Wochensicht
Die mit Spannung erwartete Rede von Fed-Chef Jerome Powell am vergangenen Freitag versetzte den Märkten einen deutlichen Dämpfer. Der DAX rutschte zum Handelsschluss unter die Marke von 13.000 Punkten. Powell stellte die Märkte auf ein weiterhin entschlossenes Vorgehen der Fed gegen die hohen Preissteigerungen ein. Zudem erteilte er den Spekulationen auf eine „softe“ Zinswende vorerst eine Absage. Ein Ende der Zinsanhebungen werde es laut Powell erst geben, wenn die Inflation nachhaltig bekämpft sei. Ein klares Ziel in Sachen Zinslevel nannte er zwar nicht, aber er betonte, dass die Fed eine Abschwächung der US-Konjunktur als geringeres Übel im Vergleich zu einer dauerhaft hohen Inflation betrachte. Die in der Folge gestiegenen Zinserwartungen belasteten am Freitag auch den Goldpreis und den Euro. Ob die Fed das Tempo der Straffung auf der September-Sitzung verlangsamen wird, ist höchst ungewiss. Möglicherweise werden die kommenden Inflations- und Arbeitsmarktberichte im September etwas mehr Aufschluss darüber geben. Auch die Kommentare von EZB-Mitglied Isabel Schnabel deuteten auf ein kraftvolles Vorgehen der EZB gegen die Inflation hin, etwa um der inflationsfördernden Euro-Schwäche entgegenzuwirken. Am Freitag kamen etwa Gerüchte auf, dass die EZB bei ihrer nächsten Sitzung im September eine Zinsanhebung um 75 Basispunkten erörtern werde. Wir halten jedoch eine Zinsanhebung um 50 Basispunkte für wahrscheinlicher.

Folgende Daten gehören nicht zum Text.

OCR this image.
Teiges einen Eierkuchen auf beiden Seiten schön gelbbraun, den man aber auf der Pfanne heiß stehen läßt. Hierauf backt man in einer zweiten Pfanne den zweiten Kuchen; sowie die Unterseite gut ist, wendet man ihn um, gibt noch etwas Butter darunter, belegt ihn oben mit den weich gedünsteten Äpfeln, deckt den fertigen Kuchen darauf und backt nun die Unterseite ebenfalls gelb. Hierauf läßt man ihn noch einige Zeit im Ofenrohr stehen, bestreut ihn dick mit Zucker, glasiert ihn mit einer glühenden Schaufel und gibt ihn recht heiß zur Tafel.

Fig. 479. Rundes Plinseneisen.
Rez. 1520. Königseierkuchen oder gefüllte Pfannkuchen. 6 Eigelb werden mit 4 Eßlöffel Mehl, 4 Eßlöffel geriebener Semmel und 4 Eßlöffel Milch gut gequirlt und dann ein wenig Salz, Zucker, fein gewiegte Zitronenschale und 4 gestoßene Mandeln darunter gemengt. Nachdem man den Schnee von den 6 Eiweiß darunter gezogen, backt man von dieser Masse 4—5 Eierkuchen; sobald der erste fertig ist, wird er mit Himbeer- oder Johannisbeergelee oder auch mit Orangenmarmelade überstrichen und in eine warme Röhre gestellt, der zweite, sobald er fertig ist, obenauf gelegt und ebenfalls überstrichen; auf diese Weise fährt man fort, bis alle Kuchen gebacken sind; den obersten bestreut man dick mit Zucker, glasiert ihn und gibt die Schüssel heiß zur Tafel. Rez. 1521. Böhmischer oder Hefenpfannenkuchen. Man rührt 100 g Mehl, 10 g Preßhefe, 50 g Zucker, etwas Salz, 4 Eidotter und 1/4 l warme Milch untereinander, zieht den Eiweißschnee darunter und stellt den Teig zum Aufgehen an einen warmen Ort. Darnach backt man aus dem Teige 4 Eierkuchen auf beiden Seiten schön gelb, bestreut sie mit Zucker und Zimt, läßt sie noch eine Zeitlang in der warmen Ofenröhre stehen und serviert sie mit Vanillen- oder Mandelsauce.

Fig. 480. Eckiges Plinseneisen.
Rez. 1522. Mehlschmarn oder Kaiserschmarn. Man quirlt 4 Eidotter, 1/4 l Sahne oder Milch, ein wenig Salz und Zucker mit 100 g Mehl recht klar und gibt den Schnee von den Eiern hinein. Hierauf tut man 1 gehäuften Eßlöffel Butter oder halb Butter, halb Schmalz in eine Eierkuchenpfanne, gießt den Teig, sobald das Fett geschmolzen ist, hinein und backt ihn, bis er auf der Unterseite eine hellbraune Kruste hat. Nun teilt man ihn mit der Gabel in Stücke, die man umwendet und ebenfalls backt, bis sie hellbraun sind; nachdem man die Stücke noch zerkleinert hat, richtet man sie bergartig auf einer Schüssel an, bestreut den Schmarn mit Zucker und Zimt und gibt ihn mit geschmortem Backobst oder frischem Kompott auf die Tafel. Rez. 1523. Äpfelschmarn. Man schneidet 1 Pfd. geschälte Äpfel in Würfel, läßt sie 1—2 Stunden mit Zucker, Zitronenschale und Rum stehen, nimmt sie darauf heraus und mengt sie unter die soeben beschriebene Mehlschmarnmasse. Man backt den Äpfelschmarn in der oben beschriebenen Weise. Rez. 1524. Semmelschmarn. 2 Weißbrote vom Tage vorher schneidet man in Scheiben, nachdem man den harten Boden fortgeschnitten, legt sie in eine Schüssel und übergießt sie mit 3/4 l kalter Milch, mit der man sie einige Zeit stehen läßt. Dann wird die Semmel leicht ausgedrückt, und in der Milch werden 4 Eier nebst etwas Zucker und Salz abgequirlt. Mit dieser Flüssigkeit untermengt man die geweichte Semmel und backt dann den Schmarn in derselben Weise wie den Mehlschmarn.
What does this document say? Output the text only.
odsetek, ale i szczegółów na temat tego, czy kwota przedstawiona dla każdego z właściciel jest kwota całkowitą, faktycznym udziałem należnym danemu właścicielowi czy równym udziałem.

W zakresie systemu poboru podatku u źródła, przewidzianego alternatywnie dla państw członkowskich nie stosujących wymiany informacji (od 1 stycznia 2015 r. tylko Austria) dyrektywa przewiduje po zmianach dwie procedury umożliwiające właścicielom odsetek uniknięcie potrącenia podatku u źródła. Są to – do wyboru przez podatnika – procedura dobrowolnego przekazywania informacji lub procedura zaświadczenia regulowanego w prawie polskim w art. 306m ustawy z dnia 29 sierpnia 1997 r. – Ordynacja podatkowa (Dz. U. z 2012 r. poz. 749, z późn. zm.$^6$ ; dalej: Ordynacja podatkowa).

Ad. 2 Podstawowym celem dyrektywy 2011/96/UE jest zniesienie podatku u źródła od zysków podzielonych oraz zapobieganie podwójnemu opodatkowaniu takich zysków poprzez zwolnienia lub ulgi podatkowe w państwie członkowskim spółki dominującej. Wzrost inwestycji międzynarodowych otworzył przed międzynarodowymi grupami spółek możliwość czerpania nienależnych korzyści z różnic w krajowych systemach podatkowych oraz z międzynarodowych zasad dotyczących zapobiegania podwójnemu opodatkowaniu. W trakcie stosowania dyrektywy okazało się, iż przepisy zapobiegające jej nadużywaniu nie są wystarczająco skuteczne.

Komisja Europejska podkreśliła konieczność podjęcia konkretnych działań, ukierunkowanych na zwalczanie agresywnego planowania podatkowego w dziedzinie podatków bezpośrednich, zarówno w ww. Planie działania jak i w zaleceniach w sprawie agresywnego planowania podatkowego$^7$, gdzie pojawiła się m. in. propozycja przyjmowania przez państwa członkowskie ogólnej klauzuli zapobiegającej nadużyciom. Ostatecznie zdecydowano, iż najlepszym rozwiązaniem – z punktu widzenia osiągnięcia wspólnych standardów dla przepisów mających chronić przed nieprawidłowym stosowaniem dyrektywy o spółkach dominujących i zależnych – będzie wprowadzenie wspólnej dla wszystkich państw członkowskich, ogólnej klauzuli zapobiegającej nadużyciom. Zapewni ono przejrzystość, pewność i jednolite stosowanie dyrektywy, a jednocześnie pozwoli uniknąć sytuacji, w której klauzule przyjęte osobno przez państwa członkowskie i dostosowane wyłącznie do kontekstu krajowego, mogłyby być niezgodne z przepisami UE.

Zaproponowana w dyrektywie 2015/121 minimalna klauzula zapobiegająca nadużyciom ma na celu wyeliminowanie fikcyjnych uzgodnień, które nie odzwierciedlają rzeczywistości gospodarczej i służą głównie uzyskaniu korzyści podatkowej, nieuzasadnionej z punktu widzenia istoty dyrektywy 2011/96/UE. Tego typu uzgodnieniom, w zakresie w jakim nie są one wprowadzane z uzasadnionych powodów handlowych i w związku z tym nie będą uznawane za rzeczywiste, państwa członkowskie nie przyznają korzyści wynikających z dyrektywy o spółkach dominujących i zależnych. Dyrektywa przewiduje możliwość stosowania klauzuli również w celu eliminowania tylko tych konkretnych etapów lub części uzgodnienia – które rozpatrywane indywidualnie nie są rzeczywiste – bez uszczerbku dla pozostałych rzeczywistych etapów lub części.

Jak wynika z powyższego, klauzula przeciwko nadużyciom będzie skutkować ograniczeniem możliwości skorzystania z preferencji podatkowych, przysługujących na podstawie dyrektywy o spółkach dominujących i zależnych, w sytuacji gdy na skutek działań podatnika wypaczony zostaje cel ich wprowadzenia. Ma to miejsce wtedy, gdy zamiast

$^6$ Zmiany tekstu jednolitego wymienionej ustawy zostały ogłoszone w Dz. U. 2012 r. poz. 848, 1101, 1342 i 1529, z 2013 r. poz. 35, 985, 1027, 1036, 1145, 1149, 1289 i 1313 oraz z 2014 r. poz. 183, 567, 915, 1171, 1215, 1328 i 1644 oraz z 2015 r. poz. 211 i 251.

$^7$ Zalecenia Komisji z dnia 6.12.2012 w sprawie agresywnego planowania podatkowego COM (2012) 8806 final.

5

Das vergangene Woche erschienene ifo-Geschäftsklima deutete auf eine Verschlechterung der Stimmung in der deutschen Wirtschaft hin. Das Barometer war zum dritten Mal in Folge rückläufig, wenn auch nur noch in einem geringeren Ausmaß, und liegt auf dem niedrigsten Stand seit Juni 2020. Vor allem die hohe Inflation, die gestiegenen Gaspreise und die Lieferkettenproblematik setzen der deutschen Wirtschaft zu. Das Institut rechnet für das laufende dritte Quartal mit einem Rückgang der deutschen Wirtschaftsleistung um ein halbes Prozent. Dagegen revidierte das Statistische Bundesamt seine vorläufige Schätzung für das BIP-Wachstum im zweiten Quartal leicht nach oben und wies im Rahmen der finalen Zahlen ein leichtes Plus in Höhe von 0,1% aus. Zuvor ist man noch von einer Stagnation ausgegangen. Im ersten Quartal war die deutsche Wirtschaft noch um 0,8% gewachsen. Die Stimmung der deutschen Konsumenten brach indes deutlich ein. Das Barometer der Nürnberger Gfk-Marktforscher sank zum dritten Mal in Folge und liegt nun auf dem niedrigsten Stand seit Beginn der Erhebung für Gesamtdeutschland im Jahr 1991. Sorgen vor höheren Energiekosten in den kommenden Monaten ließen die Sparneigung deutscher Konsumenten deutlich ansteigen. Ein weiteres Signal in Richtung konjunktureller Eintrübung lieferten die Einkaufsmanagerindizes vergangene Woche. Der Index für die Industrie konnte sich zwar leicht erholen, liegt aber nach wie vor unter 50 Punkten. Das Pendant für den Dienstleistungssektor entfernte sich weiter nach unten von dieser Marke und liegt nun bei 48,2 Zählern.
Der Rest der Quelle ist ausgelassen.